The denominator is tokenized items, not all items:

• An item with tokens but no cost is one your PriceTable could not price (unknown model). It counts against coverage — this is exactly the gap the signal reports.
• An item with no tokens at all was never measured (a plain .task). It counts toward neither number — you cannot price what was never measured.

(One edge: Embabel reports its own cost independently of token usage, so an Embabel item can carry a cost without token counts. The displayed total stays correct; only the "priced ≤ tokenized" relationship the signal assumes may not strictly hold for such items.)

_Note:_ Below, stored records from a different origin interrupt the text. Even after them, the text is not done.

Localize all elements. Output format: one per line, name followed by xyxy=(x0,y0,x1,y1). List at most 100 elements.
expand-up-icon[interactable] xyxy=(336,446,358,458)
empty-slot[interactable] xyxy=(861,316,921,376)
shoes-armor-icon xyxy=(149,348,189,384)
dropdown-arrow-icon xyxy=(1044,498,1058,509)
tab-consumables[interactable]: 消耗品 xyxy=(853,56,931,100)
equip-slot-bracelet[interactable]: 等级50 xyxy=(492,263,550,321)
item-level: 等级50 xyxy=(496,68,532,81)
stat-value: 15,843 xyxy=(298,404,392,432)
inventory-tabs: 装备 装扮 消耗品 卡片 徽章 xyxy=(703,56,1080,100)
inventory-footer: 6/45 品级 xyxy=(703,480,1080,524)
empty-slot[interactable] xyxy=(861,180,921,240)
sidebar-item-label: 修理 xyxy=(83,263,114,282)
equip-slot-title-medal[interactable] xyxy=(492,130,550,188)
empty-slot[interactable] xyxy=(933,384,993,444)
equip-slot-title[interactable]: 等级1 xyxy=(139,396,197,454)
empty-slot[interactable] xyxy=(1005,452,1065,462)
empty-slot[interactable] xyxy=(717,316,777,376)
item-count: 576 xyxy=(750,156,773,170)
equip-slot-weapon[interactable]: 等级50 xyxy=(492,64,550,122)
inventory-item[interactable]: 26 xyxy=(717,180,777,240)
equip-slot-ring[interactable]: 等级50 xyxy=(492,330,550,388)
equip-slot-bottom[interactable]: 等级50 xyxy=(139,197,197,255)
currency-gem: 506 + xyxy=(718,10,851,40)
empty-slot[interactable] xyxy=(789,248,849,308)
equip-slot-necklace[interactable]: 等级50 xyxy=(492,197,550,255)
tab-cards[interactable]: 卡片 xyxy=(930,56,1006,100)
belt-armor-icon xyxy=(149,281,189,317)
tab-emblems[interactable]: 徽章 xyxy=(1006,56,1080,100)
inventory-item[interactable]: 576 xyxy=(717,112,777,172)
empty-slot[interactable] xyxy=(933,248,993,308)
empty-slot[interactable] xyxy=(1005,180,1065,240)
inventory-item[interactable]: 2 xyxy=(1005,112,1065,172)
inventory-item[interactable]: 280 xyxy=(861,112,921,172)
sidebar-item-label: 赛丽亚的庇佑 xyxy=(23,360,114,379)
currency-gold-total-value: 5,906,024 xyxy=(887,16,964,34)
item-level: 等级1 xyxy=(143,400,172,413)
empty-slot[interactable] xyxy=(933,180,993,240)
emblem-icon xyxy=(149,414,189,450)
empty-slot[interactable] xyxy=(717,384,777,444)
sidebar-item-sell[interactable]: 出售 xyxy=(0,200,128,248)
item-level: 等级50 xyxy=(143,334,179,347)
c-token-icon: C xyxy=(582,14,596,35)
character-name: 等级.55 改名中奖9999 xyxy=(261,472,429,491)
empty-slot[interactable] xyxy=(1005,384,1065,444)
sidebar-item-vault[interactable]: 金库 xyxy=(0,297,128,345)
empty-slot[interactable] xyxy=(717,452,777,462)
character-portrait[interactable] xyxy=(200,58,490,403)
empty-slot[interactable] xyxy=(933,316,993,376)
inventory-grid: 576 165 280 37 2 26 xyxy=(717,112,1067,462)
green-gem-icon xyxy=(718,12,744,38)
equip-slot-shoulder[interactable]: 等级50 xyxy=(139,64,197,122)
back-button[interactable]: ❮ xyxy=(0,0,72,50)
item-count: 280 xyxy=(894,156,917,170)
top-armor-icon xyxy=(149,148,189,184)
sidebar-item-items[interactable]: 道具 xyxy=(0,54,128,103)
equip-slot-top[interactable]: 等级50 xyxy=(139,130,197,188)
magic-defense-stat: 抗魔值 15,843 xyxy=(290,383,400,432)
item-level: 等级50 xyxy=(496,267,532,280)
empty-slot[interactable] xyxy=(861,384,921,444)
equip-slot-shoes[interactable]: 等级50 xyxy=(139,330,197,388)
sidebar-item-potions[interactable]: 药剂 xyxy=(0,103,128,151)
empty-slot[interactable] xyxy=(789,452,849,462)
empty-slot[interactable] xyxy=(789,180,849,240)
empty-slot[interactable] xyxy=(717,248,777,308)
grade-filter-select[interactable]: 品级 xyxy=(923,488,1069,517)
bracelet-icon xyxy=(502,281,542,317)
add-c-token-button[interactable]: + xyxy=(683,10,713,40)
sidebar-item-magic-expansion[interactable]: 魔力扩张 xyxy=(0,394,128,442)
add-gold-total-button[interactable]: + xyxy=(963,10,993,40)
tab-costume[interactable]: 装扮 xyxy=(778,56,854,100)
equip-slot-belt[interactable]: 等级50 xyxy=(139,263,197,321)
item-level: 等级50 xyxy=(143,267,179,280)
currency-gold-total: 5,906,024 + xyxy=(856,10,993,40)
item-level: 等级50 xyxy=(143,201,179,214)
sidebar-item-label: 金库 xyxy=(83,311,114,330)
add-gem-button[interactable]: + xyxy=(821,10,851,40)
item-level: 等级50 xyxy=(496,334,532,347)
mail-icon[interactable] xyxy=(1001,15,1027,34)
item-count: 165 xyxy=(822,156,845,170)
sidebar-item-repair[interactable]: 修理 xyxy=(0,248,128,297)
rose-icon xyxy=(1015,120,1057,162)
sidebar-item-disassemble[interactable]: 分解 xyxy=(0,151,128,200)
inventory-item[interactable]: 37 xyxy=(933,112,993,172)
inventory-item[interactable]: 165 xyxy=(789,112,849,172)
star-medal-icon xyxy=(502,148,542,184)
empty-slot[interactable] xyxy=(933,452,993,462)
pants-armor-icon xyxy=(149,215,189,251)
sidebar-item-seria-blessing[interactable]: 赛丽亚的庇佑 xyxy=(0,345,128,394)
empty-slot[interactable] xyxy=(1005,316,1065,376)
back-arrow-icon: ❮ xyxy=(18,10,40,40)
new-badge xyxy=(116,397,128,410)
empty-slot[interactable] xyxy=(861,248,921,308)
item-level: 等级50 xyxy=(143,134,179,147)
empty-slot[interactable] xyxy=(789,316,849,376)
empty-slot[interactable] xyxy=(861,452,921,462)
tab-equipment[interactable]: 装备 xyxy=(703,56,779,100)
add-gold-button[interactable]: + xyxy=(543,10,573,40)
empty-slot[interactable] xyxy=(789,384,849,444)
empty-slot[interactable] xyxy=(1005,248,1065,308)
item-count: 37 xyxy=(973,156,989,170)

This is surfaced as two nullable computed fields, pricedItemCount and tokenizedItemCount, on RunDetails (the run-detail view) only. The run list (RunSummary) deliberately carries no coverage signal, so listing runs adds no per-run queries. There is no new database column and no migration — the counts are computed at read time from two indexed COUNT queries. For an in-progress run they accrue live alongside the totals; for a completed run the totals come from the run's materialized columns while the coverage counts are still computed live from the run's (now immutable) item rows.

note

The two TypeScript fields (pricedItemCount, tokenizedItemCount) in the frontend's generated API types are produced by orval from the server's OpenAPI spec, on the RunDetails type only. Regenerating with orval is the canonical path.

Not yet covered

A few things are intentionally out of scope for now, mostly because no adapter framework surfaces them uniformly:

• Cached / prompt-cached input tokens. CallMetrics and PriceTable model only tokensIn/tokensOut; cached-token discounts are not represented.
• Reasoning tokens. Reasoning/thinking tokens are not split out from the output count.
• Non-USD currency. PriceTable returns a single USD Double; there is no currency conversion (the stored column is cost_usd).
• The zero-priced run in the UI. When every tokenized item is unpriced, the run has no cost total, so the Total Cost card — and with it the "N/M items priced" subtitle — does not render. The Total Tokens card still shows the run was measured; the partial-coverage signal is for runs that are partly priced.